Coloque os mesmos entraves no caminho de um eleitor com pouca ou nenhuma letra e logo se adivinha o resultado com repetidos exemplos a cada eleição.

Os nstitutos ligados às pesquisas devem estranhar o desacordo do articulista considerando que ele não possui sequer normas técnicas para avaliar os resultados nas pesquisas. Valho-me para explicar meu ponto de vista com o exemplo de Lula que, sucessivamente, é colocado na liderança das intenções de votos, com vantagem de mais de dez pontos percentuais do segundo colocado. Repito: a afirmação de que tal verificação foi feita no reduto do político interessado e o índice só poderiam ser-lhes favoráveis.

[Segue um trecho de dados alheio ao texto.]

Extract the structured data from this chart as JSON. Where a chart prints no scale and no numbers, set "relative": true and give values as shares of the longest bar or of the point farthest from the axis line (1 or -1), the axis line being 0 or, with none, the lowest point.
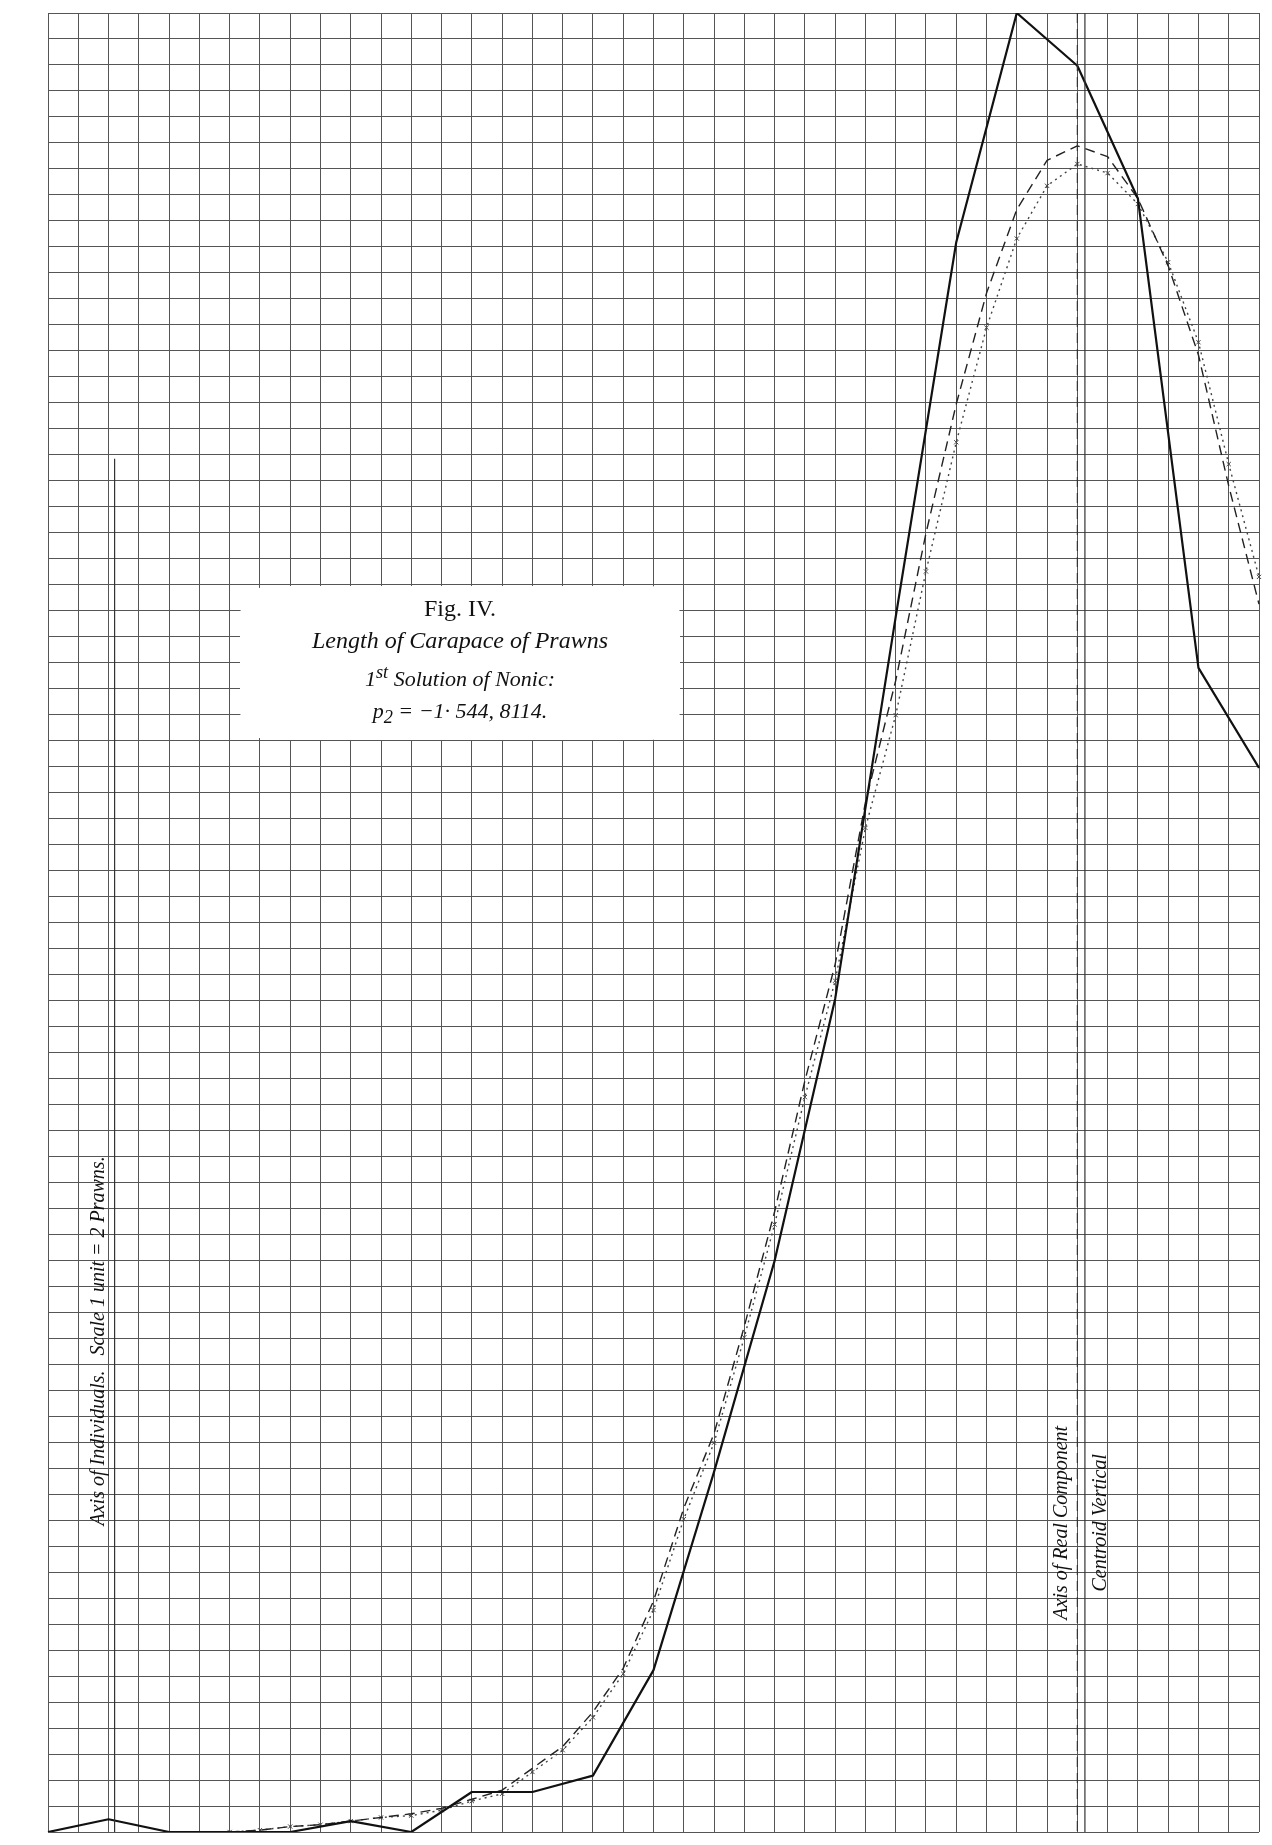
{
  "chart_data": {
    "type": "line",
    "title": "Fig. IV.",
    "subtitle": "Length of Carapace of Prawns",
    "annotations": [
      "1$^{st}$ Solution of Nonic:",
      "p$_{2}$ = −1· 544, 8114.",
      "Axis of Real Component",
      "Centroid Vertical",
      "Axis of Individuals.   Scale 1 unit = 2 Prawns."
    ],
    "relative": true,
    "grid": true,
    "categories": [
      null,
      null,
      null,
      null,
      null,
      null,
      null,
      null,
      null,
      null,
      null,
      null,
      null,
      null,
      null,
      null,
      null,
      null,
      null,
      null,
      null,
      null,
      null,
      null,
      null,
      null,
      null,
      null,
      null,
      null,
      null,
      null,
      null,
      null,
      null,
      null,
      null,
      null,
      null,
      null,
      null
    ],
    "series": [
      {
        "color": "#111111",
        "line_style": "solid",
        "marker": "none",
        "values": [
          0,
          null,
          0.007,
          null,
          0,
          null,
          0,
          null,
          0,
          null,
          0.006,
          null,
          0,
          null,
          0.022,
          null,
          0.022,
          null,
          0.031,
          null,
          0.089,
          null,
          0.198,
          null,
          0.314,
          null,
          0.458,
          null,
          0.668,
          null,
          0.874,
          null,
          1.0,
          null,
          0.971,
          null,
          0.898,
          null,
          0.64,
          null,
          0.585
        ]
      },
      {
        "color": "#222222",
        "line_style": "dashed",
        "marker": "none",
        "values": [
          null,
          null,
          null,
          null,
          null,
          null,
          0,
          0.001,
          0.003,
          0.004,
          0.006,
          0.008,
          0.01,
          0.013,
          0.018,
          0.023,
          0.035,
          0.047,
          0.066,
          0.09,
          0.127,
          0.178,
          0.219,
          0.278,
          0.341,
          0.413,
          0.477,
          0.566,
          0.633,
          0.714,
          0.785,
          0.846,
          0.892,
          0.919,
          0.927,
          0.921,
          0.898,
          0.861,
          0.812,
          0.74,
          0.675
        ]
      },
      {
        "color": "#444444",
        "line_style": "dotted",
        "marker": "cross",
        "values": [
          null,
          null,
          null,
          null,
          null,
          null,
          0,
          0.001,
          0.003,
          0.004,
          0.006,
          0.008,
          0.009,
          0.012,
          0.017,
          0.021,
          0.033,
          0.045,
          0.063,
          0.087,
          0.122,
          0.172,
          0.214,
          0.272,
          0.334,
          0.404,
          0.468,
          0.552,
          0.614,
          0.693,
          0.764,
          0.827,
          0.876,
          0.905,
          0.917,
          0.912,
          0.895,
          0.863,
          0.819,
          0.752,
          0.69
        ]
      }
    ]
  }
}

A dúvida persite ao somarmos o passado do ex Presidente, hoje analisado como frustrante para quem prometeu acabar com a fome do brasileiro e, ao contrário, trabalhou para melhorar a vida de outros países em detrimento do nosso progresso.

Mais uma vez o Brasil se depara com um dilema: escolher um estadista ou entregar nas mãos de alguém que tenha a envergadura ideal para conduzir este Brasil imenso com o que tem de melhor. Com mais de 144 milhões de eleitores oficialmente registrados no TSE pode-se considerar como temeridade estabelecer que ínfimas opiniões de reduzido número de eleitores prevaleçam num universo abissal.